Experts drawn from the pharmaceutical industry have called for strategic partnerships between both the public and private sectors to improve healthcare delivery in the sub-Saharan region. Speaking during a conference on Improving Access to Medicines through Partnerships in Sub-Saharan Africa organised by Takeda, a pharmaceutical company, the team of experts noted that a majority of patients arrive too late for healthcare due to lack of awareness on health issues or lack of access to healthcare facilities.
Mr Josh Ruxin, the Co-Founder and Executive Chairman of Goodlife Pharmacies keynoted the conference and said there was a need to rationalize healthcare systems and channel funds toward increased access to basic health services and access to essential medicines.
“Billions of dollars have been pumped into the sub-Saharan region to combat ailments such as HIV/AIDS, Malaria and Tuberculosis often yielding tremendous results. However, the tide has changed. Other diseases, especially Non-Communicable Diseases (NCDs) such as heart disease, diabetes and cancer are now the leading cause of death” said Mr Ruxin.

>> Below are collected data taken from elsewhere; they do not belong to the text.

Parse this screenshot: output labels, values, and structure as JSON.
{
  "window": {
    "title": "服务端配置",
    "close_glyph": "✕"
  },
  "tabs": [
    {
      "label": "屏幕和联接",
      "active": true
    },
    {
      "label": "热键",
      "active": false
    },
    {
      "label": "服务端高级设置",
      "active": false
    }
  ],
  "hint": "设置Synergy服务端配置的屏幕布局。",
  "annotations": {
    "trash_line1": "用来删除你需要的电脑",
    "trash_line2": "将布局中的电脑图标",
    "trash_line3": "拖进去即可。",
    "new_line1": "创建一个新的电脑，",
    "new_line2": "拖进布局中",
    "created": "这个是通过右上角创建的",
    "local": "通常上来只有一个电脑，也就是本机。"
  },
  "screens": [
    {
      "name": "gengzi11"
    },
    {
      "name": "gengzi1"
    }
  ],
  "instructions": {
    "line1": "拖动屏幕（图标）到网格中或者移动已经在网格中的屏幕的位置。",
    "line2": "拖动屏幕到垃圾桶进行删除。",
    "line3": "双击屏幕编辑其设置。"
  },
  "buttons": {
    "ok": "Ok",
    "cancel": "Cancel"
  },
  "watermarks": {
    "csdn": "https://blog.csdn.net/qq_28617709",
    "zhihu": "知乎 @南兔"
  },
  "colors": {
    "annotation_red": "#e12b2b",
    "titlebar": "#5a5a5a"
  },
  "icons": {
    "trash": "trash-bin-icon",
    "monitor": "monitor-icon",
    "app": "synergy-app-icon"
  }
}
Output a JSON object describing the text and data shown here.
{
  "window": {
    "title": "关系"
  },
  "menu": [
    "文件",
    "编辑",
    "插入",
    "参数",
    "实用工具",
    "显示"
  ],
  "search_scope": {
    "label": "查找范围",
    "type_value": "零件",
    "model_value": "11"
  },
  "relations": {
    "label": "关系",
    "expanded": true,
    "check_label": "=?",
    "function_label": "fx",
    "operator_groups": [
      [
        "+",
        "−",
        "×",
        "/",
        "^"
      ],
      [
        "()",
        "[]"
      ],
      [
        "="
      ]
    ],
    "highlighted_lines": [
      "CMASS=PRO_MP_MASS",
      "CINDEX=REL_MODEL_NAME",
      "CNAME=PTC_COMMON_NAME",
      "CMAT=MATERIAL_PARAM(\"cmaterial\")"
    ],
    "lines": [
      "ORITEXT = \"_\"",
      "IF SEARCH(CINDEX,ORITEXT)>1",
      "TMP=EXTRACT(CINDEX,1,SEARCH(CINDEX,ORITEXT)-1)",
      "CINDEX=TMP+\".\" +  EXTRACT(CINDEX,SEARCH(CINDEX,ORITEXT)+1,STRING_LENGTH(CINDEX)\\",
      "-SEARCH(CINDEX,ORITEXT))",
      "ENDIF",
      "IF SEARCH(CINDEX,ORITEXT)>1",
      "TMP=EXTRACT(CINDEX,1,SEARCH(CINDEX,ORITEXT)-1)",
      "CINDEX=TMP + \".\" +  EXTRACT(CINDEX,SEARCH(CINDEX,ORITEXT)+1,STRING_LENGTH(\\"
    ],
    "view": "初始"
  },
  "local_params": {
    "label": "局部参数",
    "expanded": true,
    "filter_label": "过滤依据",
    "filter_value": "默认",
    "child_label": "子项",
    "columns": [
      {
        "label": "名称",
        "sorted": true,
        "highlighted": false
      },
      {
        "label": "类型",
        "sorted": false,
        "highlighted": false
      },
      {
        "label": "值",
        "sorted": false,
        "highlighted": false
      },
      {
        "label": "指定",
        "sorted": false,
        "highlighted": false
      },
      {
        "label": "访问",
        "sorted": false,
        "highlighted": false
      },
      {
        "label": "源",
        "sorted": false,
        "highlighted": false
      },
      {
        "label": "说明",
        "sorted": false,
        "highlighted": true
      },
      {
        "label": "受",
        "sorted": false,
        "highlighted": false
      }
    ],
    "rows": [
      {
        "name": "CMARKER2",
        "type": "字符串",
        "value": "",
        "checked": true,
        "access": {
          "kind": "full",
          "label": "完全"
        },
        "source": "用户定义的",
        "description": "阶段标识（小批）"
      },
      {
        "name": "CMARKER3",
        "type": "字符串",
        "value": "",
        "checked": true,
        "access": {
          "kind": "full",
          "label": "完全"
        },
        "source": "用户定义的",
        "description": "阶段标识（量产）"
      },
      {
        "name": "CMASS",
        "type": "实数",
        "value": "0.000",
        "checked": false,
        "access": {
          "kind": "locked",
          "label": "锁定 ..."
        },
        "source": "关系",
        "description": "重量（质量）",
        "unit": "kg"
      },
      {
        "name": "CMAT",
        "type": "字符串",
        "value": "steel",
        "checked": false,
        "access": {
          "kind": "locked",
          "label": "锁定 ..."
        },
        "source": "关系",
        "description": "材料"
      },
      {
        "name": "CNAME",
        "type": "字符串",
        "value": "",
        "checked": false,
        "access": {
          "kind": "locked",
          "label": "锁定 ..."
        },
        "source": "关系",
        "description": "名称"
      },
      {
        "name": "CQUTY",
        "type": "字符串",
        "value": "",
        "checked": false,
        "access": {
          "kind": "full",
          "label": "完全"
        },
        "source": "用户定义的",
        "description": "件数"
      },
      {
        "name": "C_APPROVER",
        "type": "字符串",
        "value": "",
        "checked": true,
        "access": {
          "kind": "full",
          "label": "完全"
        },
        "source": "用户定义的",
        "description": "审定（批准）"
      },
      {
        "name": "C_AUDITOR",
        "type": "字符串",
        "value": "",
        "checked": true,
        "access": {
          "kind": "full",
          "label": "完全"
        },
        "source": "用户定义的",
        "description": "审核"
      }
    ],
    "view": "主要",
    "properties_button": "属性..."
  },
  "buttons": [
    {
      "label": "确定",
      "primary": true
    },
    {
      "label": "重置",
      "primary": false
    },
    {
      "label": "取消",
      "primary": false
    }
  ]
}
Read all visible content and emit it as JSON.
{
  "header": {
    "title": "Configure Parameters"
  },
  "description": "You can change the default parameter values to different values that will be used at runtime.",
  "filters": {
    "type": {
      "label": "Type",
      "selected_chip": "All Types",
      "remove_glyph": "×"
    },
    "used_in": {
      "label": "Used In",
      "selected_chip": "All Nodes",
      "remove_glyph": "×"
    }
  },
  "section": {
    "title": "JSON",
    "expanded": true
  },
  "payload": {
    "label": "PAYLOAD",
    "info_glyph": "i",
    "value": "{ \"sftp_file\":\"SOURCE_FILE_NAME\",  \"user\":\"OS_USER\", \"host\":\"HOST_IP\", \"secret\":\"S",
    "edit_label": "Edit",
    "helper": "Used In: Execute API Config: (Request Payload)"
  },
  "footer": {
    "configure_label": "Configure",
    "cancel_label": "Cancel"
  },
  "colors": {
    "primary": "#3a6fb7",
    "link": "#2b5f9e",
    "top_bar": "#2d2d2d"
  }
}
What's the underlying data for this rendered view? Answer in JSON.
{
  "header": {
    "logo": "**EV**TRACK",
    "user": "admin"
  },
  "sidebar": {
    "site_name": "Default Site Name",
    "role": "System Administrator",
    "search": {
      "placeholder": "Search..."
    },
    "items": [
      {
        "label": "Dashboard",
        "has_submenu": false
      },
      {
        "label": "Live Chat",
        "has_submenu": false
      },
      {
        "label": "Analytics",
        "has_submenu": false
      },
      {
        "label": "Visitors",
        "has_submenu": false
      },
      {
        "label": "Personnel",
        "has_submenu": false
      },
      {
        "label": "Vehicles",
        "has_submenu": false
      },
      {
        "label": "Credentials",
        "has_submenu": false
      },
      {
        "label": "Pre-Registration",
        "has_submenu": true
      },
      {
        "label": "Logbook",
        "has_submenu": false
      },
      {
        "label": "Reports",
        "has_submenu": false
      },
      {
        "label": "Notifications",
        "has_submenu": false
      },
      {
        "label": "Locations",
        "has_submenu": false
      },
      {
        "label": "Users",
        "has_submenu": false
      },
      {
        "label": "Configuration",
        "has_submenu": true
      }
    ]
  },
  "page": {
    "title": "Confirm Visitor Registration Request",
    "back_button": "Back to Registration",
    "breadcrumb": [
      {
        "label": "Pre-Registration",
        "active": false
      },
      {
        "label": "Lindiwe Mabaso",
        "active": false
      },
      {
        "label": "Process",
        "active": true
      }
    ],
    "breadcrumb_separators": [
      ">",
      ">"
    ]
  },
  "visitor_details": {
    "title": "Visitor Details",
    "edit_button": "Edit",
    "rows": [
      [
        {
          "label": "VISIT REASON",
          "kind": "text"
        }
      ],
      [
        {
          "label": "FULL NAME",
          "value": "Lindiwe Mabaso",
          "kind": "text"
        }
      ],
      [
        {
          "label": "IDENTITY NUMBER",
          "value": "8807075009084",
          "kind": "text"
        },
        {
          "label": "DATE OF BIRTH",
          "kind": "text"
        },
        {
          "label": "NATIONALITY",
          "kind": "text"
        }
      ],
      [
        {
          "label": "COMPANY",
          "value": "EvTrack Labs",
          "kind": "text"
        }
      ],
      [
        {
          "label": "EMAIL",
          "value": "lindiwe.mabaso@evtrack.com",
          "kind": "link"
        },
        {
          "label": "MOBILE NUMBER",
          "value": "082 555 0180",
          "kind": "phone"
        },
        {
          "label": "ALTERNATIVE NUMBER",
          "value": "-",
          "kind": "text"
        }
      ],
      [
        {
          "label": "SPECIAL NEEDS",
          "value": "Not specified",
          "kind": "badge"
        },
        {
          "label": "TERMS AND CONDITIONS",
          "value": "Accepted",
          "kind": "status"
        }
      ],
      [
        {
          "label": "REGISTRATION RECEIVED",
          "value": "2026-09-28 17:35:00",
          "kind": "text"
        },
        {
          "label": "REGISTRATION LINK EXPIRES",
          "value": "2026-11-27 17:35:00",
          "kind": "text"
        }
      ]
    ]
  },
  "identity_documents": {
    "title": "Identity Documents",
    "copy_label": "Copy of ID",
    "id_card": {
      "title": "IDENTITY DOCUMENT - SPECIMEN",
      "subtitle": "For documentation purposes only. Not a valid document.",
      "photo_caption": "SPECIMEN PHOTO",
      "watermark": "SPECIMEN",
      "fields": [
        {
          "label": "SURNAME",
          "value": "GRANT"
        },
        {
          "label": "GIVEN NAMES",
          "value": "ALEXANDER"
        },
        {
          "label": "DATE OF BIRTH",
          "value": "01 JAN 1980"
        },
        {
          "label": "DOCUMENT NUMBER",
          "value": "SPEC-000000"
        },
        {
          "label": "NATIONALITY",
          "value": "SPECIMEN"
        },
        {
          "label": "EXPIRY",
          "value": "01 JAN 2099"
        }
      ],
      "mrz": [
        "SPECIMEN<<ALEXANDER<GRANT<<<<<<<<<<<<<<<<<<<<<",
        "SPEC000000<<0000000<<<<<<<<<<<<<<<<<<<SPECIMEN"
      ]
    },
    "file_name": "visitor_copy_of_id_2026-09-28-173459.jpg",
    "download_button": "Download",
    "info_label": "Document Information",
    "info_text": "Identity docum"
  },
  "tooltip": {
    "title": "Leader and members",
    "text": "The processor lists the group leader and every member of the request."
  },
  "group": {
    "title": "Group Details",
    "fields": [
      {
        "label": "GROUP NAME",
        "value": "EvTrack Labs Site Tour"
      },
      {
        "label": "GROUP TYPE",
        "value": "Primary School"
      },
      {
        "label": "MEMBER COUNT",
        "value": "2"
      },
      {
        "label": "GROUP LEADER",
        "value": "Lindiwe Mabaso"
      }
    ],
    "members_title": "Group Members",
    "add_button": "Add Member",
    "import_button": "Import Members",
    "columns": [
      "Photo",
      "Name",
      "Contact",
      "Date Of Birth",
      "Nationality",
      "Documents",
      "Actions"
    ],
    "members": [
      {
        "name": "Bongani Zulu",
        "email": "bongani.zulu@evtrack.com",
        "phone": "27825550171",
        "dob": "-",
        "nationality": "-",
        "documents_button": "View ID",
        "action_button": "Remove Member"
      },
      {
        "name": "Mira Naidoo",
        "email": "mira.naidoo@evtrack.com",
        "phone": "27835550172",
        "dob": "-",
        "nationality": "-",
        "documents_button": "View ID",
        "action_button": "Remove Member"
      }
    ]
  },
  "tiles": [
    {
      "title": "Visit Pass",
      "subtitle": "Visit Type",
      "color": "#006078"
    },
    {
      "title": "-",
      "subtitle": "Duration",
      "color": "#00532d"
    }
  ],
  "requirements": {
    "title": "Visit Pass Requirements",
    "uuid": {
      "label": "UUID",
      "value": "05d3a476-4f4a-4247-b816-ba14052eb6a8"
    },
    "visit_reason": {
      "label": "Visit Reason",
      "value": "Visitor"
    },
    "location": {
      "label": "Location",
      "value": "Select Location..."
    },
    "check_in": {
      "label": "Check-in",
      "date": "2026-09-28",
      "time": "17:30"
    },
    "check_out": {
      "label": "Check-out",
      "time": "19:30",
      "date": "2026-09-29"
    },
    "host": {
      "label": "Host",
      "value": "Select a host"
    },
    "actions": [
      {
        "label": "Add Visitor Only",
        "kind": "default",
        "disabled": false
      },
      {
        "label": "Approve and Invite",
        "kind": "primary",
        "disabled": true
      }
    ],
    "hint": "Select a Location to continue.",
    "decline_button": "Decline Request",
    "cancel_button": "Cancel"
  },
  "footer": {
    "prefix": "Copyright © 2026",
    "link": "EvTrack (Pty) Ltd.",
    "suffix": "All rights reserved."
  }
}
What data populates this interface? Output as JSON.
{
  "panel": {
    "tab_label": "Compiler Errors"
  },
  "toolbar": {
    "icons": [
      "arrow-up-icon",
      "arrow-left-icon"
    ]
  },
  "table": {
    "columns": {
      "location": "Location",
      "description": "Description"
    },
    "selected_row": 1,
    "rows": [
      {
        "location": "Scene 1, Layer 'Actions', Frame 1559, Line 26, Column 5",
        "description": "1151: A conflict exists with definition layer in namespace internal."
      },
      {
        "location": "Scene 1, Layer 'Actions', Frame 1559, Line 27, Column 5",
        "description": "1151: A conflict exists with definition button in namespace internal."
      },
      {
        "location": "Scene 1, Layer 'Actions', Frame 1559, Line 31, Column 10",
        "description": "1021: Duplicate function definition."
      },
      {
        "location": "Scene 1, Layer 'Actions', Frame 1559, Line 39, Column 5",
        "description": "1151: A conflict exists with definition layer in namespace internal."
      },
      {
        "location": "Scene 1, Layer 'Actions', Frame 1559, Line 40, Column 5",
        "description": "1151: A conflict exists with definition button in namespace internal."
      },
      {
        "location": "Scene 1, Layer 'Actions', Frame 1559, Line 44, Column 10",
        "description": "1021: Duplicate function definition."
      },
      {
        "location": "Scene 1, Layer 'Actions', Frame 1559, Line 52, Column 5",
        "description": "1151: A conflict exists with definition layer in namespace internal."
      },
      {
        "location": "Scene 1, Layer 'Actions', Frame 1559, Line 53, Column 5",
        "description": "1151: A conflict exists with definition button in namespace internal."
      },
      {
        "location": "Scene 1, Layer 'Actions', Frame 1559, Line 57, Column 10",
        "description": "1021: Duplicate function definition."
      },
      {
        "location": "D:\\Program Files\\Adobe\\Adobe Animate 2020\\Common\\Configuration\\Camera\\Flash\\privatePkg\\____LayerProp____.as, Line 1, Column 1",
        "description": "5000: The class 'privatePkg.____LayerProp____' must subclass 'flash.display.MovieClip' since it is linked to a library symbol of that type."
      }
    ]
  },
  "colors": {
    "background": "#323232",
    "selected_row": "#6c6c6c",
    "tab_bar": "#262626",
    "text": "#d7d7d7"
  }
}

According to data from International Finance Corporation, sub-Saharan Africa is ranked as having the worst health on average in the world. The region has 11 percent of the world’s population but carries 24 percent of the global disease burden.
Mr Ruxin noted that in Kenya alone, Non-Communicable Diseases account for more than 50% of total hospital admissions and over 55% of hospital deaths. Disease such as cancer, hypertension, and diabetes are becoming commonplace due to more sedentary lifestyles and shifts in eating habits. Sadly healthcare is increasingly become an economic burden to the family unit and a leading cause for emerging consumers to fall back into poverty.